Mas há quem prefira a inocência da violência enquanto o sono vem e não vem.
Às vezes sou outras pessoas também, não tem mal, faz bem, também sou eu que o digo.
Nos sonhos, tenho propensão para ser o passado com shots milimetricamente enquadrados à Wes Anderson, mas com o esquecimento que me é inerente ao Pulp Fiction.
Tantas citações decoradas e nem por isso memorizo a estrutura do filme.
Narrativa linear ou não-linear? Parece que estava enganado.
Enquanto durmo sou protagonista de um filme biográfico fora de horas.
Acordo com a sensação estranha de que já aqui estive, há insuficientes horas de sono,
a ver o tempo de alguém partido aos bocados.
Odeio cinemas com intervalo — dá a sensação de que tenho de acordar e ir para o trabalho.

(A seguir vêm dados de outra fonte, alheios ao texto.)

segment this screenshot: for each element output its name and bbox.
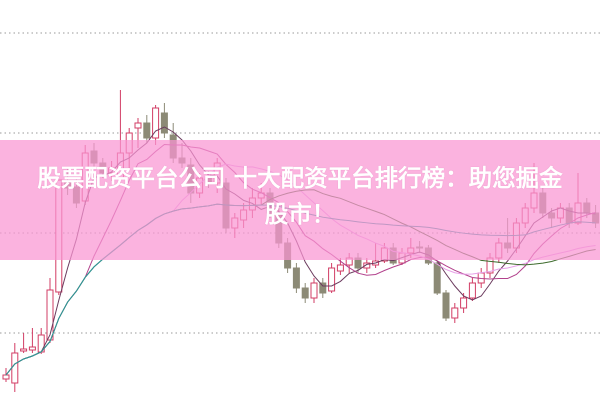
candle-body — [160, 112, 168, 134]
candle — [28, 328, 36, 353]
title-line-1: 股票配资平台公司 十大配资平台排行榜：助您掘金 — [37, 164, 563, 192]
candle-body — [28, 346, 36, 351]
candle-body — [292, 267, 300, 289]
title-line-2: 股市！ — [264, 200, 336, 228]
candle — [319, 278, 327, 298]
candle-body — [2, 374, 10, 380]
candle-body — [152, 107, 160, 139]
candle — [301, 283, 309, 303]
candle-body — [143, 122, 151, 139]
candle — [451, 303, 459, 323]
candle-body — [433, 262, 441, 294]
candle — [20, 333, 28, 353]
candle — [46, 278, 54, 343]
candle-body — [460, 297, 468, 309]
candle-body — [363, 262, 371, 269]
candle-body — [20, 348, 28, 352]
candle — [468, 278, 476, 301]
candle-body — [310, 282, 318, 299]
candle-body — [319, 282, 327, 294]
candle — [336, 258, 344, 275]
candle — [442, 290, 450, 321]
candle — [328, 263, 336, 293]
candle-body — [46, 289, 54, 341]
title-banner — [0, 140, 600, 260]
candle-body — [11, 352, 19, 384]
candle-body — [301, 287, 309, 299]
candle — [292, 263, 300, 293]
candle-body — [134, 122, 142, 129]
chart-title: 股票配资平台公司 十大配资平台排行榜：助您掘金 股市！ — [0, 160, 600, 232]
candle-body — [451, 307, 459, 319]
candle — [152, 105, 160, 145]
candle-body — [336, 264, 344, 272]
candle-body — [442, 292, 450, 319]
candle — [11, 343, 19, 392]
candle — [363, 258, 371, 273]
candle-body — [328, 267, 336, 292]
candle — [433, 261, 441, 295]
candle-body — [468, 282, 476, 299]
candle — [143, 115, 151, 143]
candle — [310, 278, 318, 303]
candle — [160, 103, 168, 138]
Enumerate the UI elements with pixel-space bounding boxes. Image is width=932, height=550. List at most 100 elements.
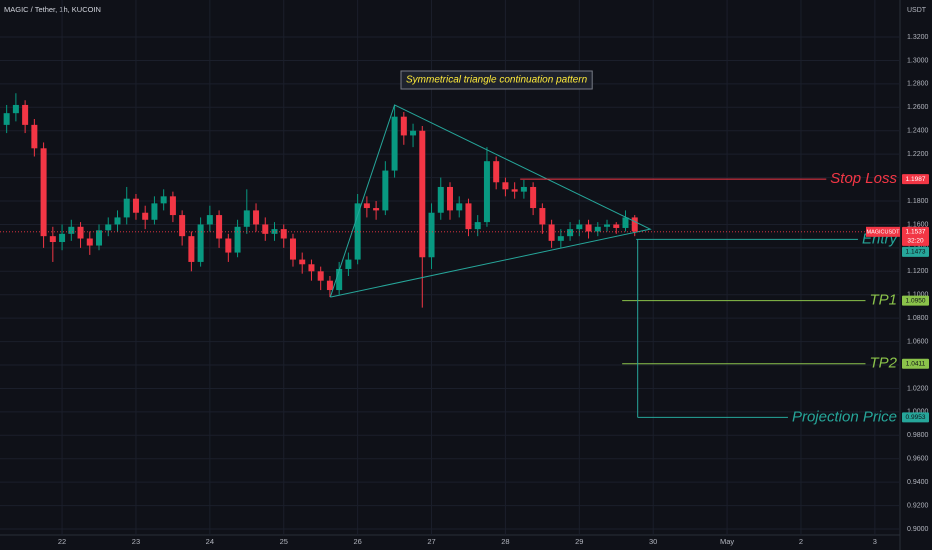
candle-body: [169, 196, 176, 216]
level-label: Stop Loss: [830, 170, 897, 187]
candle-body: [410, 130, 417, 136]
candle-body: [49, 236, 56, 243]
candle-body: [253, 210, 260, 225]
candle-body: [86, 238, 93, 246]
x-tick-label: 26: [353, 537, 361, 546]
candle-body: [123, 198, 130, 218]
x-tick-label: May: [720, 537, 734, 546]
y-tick-label: 1.0000: [907, 409, 929, 416]
candle-body: [585, 224, 592, 232]
y-tick-label: 1.0600: [907, 338, 929, 345]
annotation: Symmetrical triangle continuation patter…: [406, 75, 588, 86]
x-tick-label: 28: [501, 537, 509, 546]
x-tick-label: 27: [427, 537, 435, 546]
candle-body: [179, 215, 186, 237]
y-axis-label: USDT: [907, 7, 927, 14]
candle-body: [308, 264, 315, 272]
x-tick-label: 24: [206, 537, 214, 546]
candle-body: [234, 226, 241, 253]
candle-body: [493, 161, 500, 183]
level-badge-bg: [902, 358, 929, 369]
candle-body: [446, 186, 454, 211]
candle-body: [216, 215, 223, 239]
level-label: TP2: [869, 355, 897, 372]
candle-body: [197, 224, 204, 262]
y-tick-label: 0.9200: [907, 502, 929, 509]
candle-body: [31, 124, 38, 149]
candle-body: [428, 212, 435, 258]
x-tick-label: 2: [799, 537, 803, 546]
candle-body: [557, 236, 564, 241]
last-price-badge-bg: [902, 226, 929, 246]
candle-body: [132, 198, 139, 213]
x-tick-label: 30: [649, 537, 657, 546]
triangle-pattern: [329, 104, 652, 298]
candle-body: [622, 217, 629, 228]
candle-body: [539, 208, 546, 225]
annotation-box: [400, 70, 593, 90]
y-tick-label: 0.9000: [907, 526, 929, 533]
candle-body: [40, 148, 47, 237]
candle-body: [511, 189, 518, 192]
y-tick-label: 1.0200: [907, 385, 929, 392]
level-badge-bg: [902, 246, 929, 257]
level-badge: 1.1987: [906, 176, 926, 183]
candle-body: [336, 268, 343, 291]
y-tick-label: 1.3200: [907, 34, 929, 41]
candle-body: [59, 233, 66, 243]
x-tick-label: 29: [575, 537, 583, 546]
candle-body: [289, 238, 296, 260]
candle-body: [3, 113, 10, 125]
symbol-badge-bg: [866, 226, 900, 237]
chart-title: MAGIC / Tether, 1h, KUCOIN: [4, 5, 101, 14]
candle-body: [151, 203, 158, 220]
x-tick-label: 25: [280, 537, 288, 546]
y-tick-label: 1.2200: [907, 151, 929, 158]
candle-body: [243, 210, 250, 227]
level-label: Projection Price: [792, 408, 897, 425]
level-badge: 0.9953: [906, 414, 926, 421]
candle-body: [604, 224, 611, 227]
candle-body: [105, 224, 112, 231]
candle-body: [22, 104, 29, 125]
candle-body: [225, 238, 232, 253]
y-tick-label: 1.1000: [907, 292, 929, 299]
candle-body: [465, 203, 472, 230]
candle-body: [262, 224, 269, 234]
candle-body: [520, 186, 527, 192]
y-tick-label: 0.9400: [907, 479, 929, 486]
candle-body: [299, 259, 306, 265]
candle-body: [391, 116, 398, 171]
candle-body: [280, 229, 287, 239]
y-tick-label: 1.3000: [907, 57, 929, 64]
candle-body: [419, 130, 426, 258]
y-tick-label: 1.2800: [907, 81, 929, 88]
level-badge: 1.1473: [906, 249, 926, 256]
candle-body: [631, 217, 638, 232]
y-tick-label: 1.1600: [907, 221, 929, 228]
candle-body: [373, 208, 380, 211]
x-tick-label: 23: [132, 537, 140, 546]
candle-body: [437, 186, 444, 213]
candle-body: [530, 186, 537, 209]
candle-body: [68, 226, 75, 234]
candle-body: [206, 215, 213, 225]
candle-body: [317, 271, 324, 281]
level-badge-bg: [902, 412, 929, 423]
candle-body: [548, 224, 555, 241]
candle-body: [502, 182, 509, 190]
last-price-badge: 1.1537: [906, 229, 926, 236]
candle-body: [77, 226, 84, 239]
candle-body: [345, 259, 352, 269]
y-tick-label: 1.0800: [907, 315, 929, 322]
candle-body: [363, 203, 370, 209]
x-tick-label: 3: [873, 537, 877, 546]
y-tick-label: 1.1200: [907, 268, 929, 275]
candle-body: [474, 222, 481, 230]
candle-body: [188, 236, 195, 262]
y-tick-label: 0.9800: [907, 432, 929, 439]
level-badge: 1.0411: [906, 360, 926, 367]
candle-body: [160, 196, 167, 204]
candle-body: [114, 217, 121, 225]
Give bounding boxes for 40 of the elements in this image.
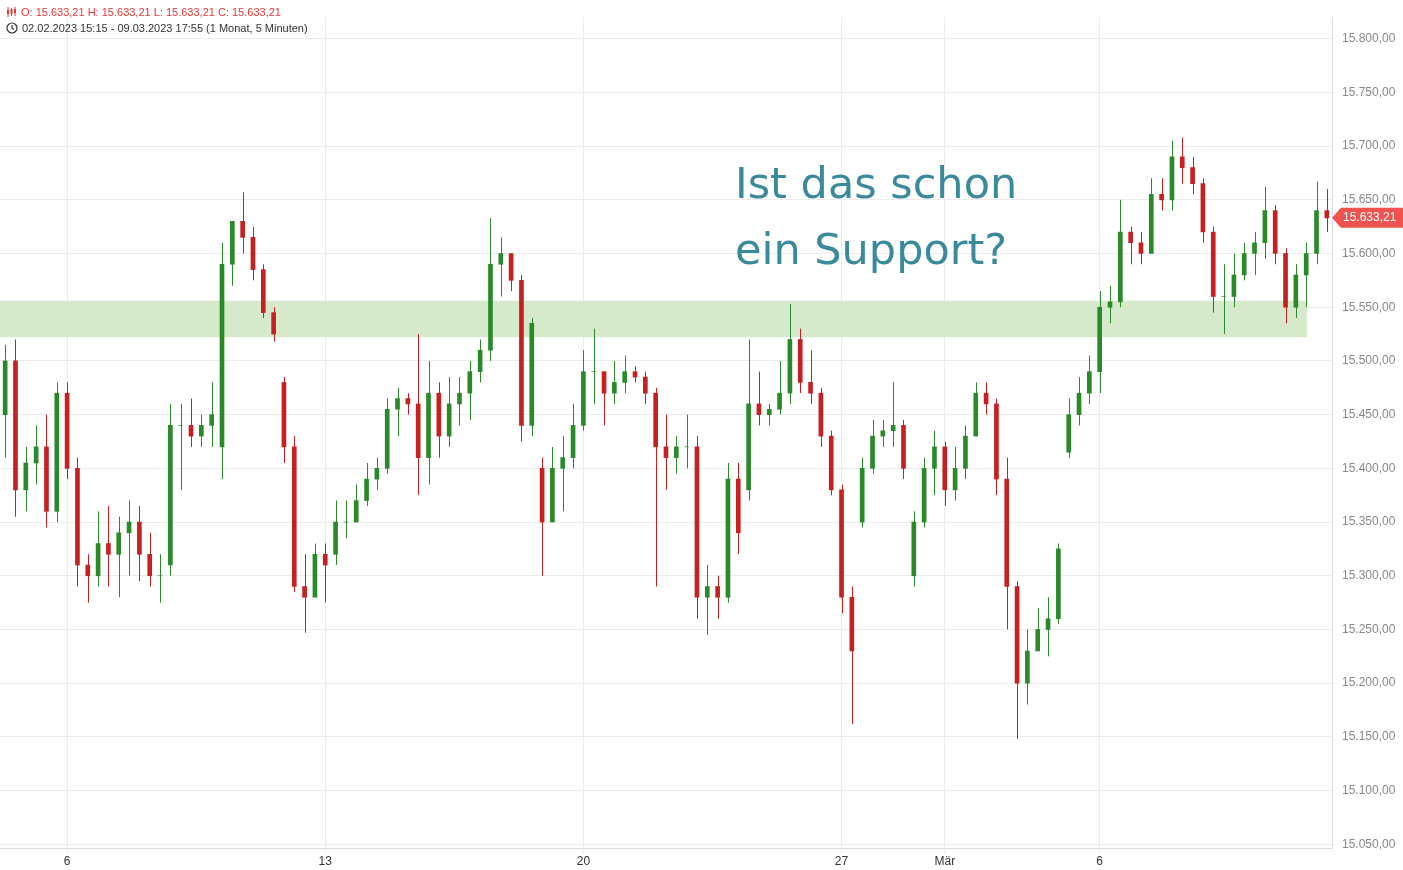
y-tick-label: 15.600,00 <box>1342 245 1396 260</box>
chart-subtitle: 02.02.2023 15:15 - 09.03.2023 17:55 (1 Monat, 5 Minuten) <box>22 22 308 34</box>
annotation: Ist das schon ein Support? <box>735 157 1019 276</box>
y-tick-label: 15.500,00 <box>1342 353 1396 368</box>
candlestick <box>157 553 163 604</box>
candlestick <box>106 505 111 588</box>
y-tick-label: 15.650,00 <box>1342 192 1396 207</box>
y-tick-label: 15.550,00 <box>1342 299 1396 314</box>
candlestick <box>498 236 504 297</box>
x-tick-label: 27 <box>834 854 849 869</box>
y-tick-label: 15.250,00 <box>1342 621 1396 636</box>
y-tick-label: 15.100,00 <box>1342 782 1396 797</box>
x-tick-label: 13 <box>318 854 333 869</box>
x-tick-label: 6 <box>1096 854 1104 869</box>
candlestick <box>715 575 720 620</box>
x-tick-label: 20 <box>576 854 591 869</box>
candlestick <box>178 403 184 491</box>
candlestick <box>591 328 597 405</box>
y-tick-label: 15.450,00 <box>1342 406 1396 421</box>
candlestick <box>704 564 710 636</box>
y-tick-label: 15.700,00 <box>1342 138 1396 153</box>
y-tick-label: 15.750,00 <box>1342 84 1396 99</box>
x-tick-label: Mär <box>934 854 956 869</box>
candlestick <box>1221 263 1226 335</box>
candlestick <box>622 355 628 394</box>
y-tick-label: 15.150,00 <box>1342 729 1396 744</box>
x-tick-label: 6 <box>63 854 71 869</box>
chart-title: O: 15.633,21 H: 15.633,21 L: 15.633,21 C: 15.633,21 <box>21 6 281 18</box>
candlestick <box>1252 231 1257 276</box>
candlestick <box>209 381 214 448</box>
y-tick-label: 15.800,00 <box>1342 31 1396 45</box>
candlestick <box>560 435 566 512</box>
text: 15.633,21 <box>1343 210 1397 225</box>
y-tick-label: 15.400,00 <box>1342 460 1396 475</box>
y-tick-label: 15.350,00 <box>1342 514 1396 529</box>
y-tick-label: 15.200,00 <box>1342 675 1396 690</box>
candlestick <box>302 553 307 634</box>
y-tick-label: 15.050,00 <box>1342 836 1396 851</box>
candlestick <box>395 387 400 437</box>
y-tick-label: 15.300,00 <box>1342 568 1396 583</box>
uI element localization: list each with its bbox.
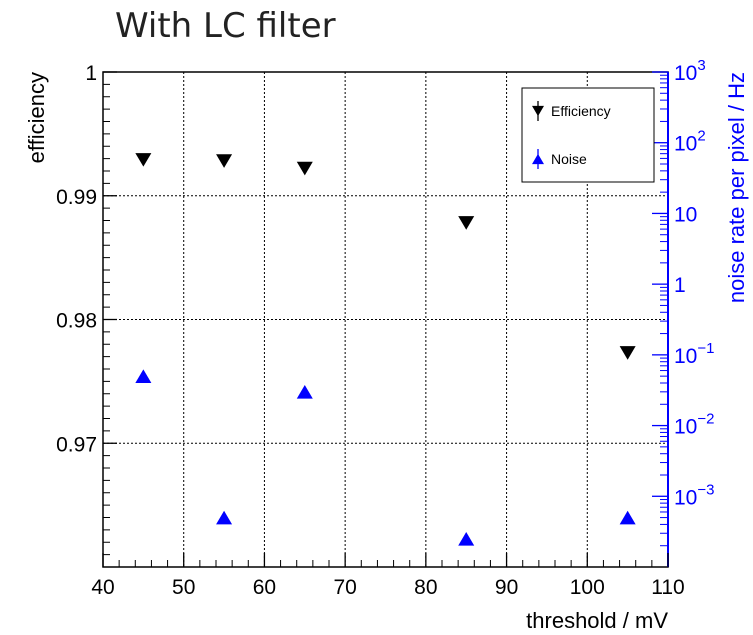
- x-tick-label: 60: [253, 576, 276, 599]
- y-axis-right-label: noise rate per pixel / Hz: [724, 72, 749, 303]
- noise-point: [135, 369, 152, 383]
- legend-items: Efficiency Noise: [532, 101, 611, 169]
- noise-point: [458, 532, 475, 546]
- x-tick-label: 40: [91, 576, 114, 599]
- x-tick-label: 90: [495, 576, 518, 599]
- efficiency-point: [619, 346, 636, 360]
- tick-label-exponent: −1: [697, 340, 714, 357]
- x-tick-label: 70: [333, 576, 356, 599]
- data-points: [135, 153, 636, 546]
- x-tick-label: 100: [570, 576, 605, 599]
- tick-label-base: 10: [674, 486, 697, 509]
- efficiency-point: [135, 153, 152, 167]
- tick-label-exponent: −2: [697, 411, 714, 428]
- tick-label-base: 10: [674, 133, 697, 156]
- y-right-tick-label: 103: [674, 57, 706, 85]
- noise-point: [619, 510, 636, 525]
- y-left-tick-label: 1: [85, 62, 97, 85]
- legend-label: Efficiency: [551, 103, 611, 119]
- efficiency-point: [296, 161, 313, 176]
- legend-marker-efficiency: [532, 105, 544, 117]
- tick-label-base: 1: [674, 274, 686, 297]
- y-right-tick-label: 10−3: [674, 481, 714, 509]
- noise-point: [216, 510, 233, 525]
- efficiency-point: [216, 154, 233, 168]
- x-tick-label: 110: [651, 576, 684, 599]
- tick-label-exponent: 3: [697, 57, 705, 74]
- y-right-tick-label: 1: [674, 274, 686, 297]
- legend-marker-noise: [532, 153, 544, 165]
- y-axis-left-label: efficiency: [24, 72, 49, 163]
- legend-label: Noise: [551, 151, 587, 167]
- y-left-tick-label: 0.98: [56, 310, 97, 333]
- y-right-tick-label: 10−2: [674, 411, 714, 439]
- tick-labels: 40 50 60 70 80 90 100 110 1 0.99 0.98 0.97: [56, 62, 685, 599]
- noise-point: [296, 385, 313, 399]
- legend-box: [521, 87, 655, 183]
- y-right-tick-label: 10−1: [674, 340, 714, 368]
- grid: [103, 72, 668, 567]
- y-right-tick-label: 102: [674, 128, 706, 156]
- x-tick-label: 50: [172, 576, 195, 599]
- series-efficiency: [135, 153, 636, 360]
- x-axis-label: threshold / mV: [526, 608, 668, 633]
- y-right-tick-label: 10: [674, 203, 697, 226]
- legend: Efficiency Noise: [521, 87, 655, 183]
- series-noise: [135, 369, 636, 546]
- x-tick-label: 80: [414, 576, 437, 599]
- tick-label-base: 10: [674, 203, 697, 226]
- y-left-tick-label: 0.97: [56, 433, 97, 456]
- tick-label-base: 10: [674, 345, 697, 368]
- chart-title: With LC filter: [115, 6, 336, 46]
- tick-label-exponent: −3: [697, 481, 714, 498]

O espiritualismo moderno do balde de pipocas:
vazio provoca arrependimento;
cheio é como a fé para muitos, é preciso ter —
a natureza das coisas, a pipoca.
crunch crunch crunch crunch
intervalo
crunch crunch crunch crunch
alguém grita fora da sala
Vejo mãos e dentes a suplicar igualdade.
Vejo mãos e dentes a exigir igualdade.
Vejo mãos e dentes a reclamar igualdade.
Vejo mãos e dentes e mais mãos e dentes do que lugares sentados.
Vejo mãos e dentes e mais mãos e dentes e ainda,
ainda é um filme.
Ouvem-se gritos: acordai.
Reza a lenda que por trás da tela dos cinemas há um Homem a dormir, sou eu que o digo.
Nem quero imaginar o que será para ele sonhar até ao fim e perceber que o filme acabou.
Uma vez sonhei — não como o King mas ainda como uma criança — que o meu pai me dera um Game Boy Color com o Pokémon Amarelo. Assim que comecei a abrir a caixa do Game Boy, acordei.
Gosto de pensar que todos os dias a caixa se abre mais um pouco.